Each ambulance crew will be trained to recognize dangerous situations when they respond to calls and will ask about sleeping arrangements in homes with infants, according to McGuire. Every ambulance will carry a DOSE kit that provides information and checklists.

Although a significant number of ambulance calls turn out to be non-emergencies, he said, crews on the run can make arrangements for a follow-up visit. Volunteers are available to talk with parents and other caregivers, such as siblings or grandparents, in homes where there may be concerns.

Glasgow said families needing help can be directed to additional resources, such as free portable cribs made available through a state grant or zip-up “sleep sacks” that can keep infants warm without bunching up the way blankets or additional clothing can.

Hospitals and doctors provide similar information, Glasgow said, but ambulance crews who meet people in their homes and talk about risks can only help reinforce the message. The program could be expanded to include police and fire departments in the county if they were interested and this program goes well.
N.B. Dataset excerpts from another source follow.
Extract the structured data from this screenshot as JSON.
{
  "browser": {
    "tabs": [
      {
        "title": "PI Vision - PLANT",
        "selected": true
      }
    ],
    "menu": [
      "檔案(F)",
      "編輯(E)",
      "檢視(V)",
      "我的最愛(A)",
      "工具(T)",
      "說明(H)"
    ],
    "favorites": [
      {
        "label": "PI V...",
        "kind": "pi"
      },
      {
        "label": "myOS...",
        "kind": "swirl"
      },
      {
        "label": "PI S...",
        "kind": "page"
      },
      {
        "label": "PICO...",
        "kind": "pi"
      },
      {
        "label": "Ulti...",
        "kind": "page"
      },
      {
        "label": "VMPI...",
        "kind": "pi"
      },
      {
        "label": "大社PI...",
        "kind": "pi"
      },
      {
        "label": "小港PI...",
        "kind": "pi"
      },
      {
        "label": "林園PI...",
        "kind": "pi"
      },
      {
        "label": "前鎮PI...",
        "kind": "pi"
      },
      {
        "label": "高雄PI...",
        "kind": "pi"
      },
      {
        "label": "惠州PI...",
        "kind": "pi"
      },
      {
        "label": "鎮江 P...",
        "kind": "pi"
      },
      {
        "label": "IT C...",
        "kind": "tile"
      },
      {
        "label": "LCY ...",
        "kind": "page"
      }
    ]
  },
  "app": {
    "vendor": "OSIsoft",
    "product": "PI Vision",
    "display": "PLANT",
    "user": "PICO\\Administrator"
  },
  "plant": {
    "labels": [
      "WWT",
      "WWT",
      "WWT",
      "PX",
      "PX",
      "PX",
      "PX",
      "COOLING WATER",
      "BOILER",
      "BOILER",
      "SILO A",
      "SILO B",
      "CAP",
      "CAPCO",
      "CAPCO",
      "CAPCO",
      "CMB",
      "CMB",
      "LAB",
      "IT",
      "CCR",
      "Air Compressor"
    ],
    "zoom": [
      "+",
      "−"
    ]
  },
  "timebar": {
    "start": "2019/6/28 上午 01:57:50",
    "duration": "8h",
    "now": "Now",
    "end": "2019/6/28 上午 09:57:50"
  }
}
La Porte County’s infant mortality rate is “absolutely horrendous,” Glasgow said, whether it’s measured against national statistics, state levels or other counties in the region.

At 11.2 deaths per 1,000 live births in 2015, the county rate has been an ongoing cause for concern.

Community leaders three years ago formed a Neonatal Task Force to coordinate a campaign aimed at reducing the number of pregnant mothers or others in the household who smoke, for example. The group also has been reaching out to those who may have limited access to prenatal care.

According to the Indiana State Department of Health, Indiana’s statewide rate in 2015 was 7.3 percent, compared with the nationwide rate of 5.9 percent.

The infant mortality rate is the number of babies who die in the first year of life per 1,000 live births.

The state does not recommend comparing rates involving fewer than 20 deaths because the numbers could be statistically “unstable.” In La Porte County, for example, the number of deaths would be about 15 against about 1,300 live births. The state does not list rates for many counties because they had fewer than five deaths.

However, among county rates the state does list in its annual report, La Porte County’s 11.2 was the seventh worst. Others in northern Indiana: Lake County, 7.3 percent; Porter County, 4.7 percent; St. Joseph County, 7.5 percent; Marshall County, 9.9 percent; and Elkhart County 8.8 percent.

The worst rate, 24.2, was recorded in Fayette County in east central Indiana.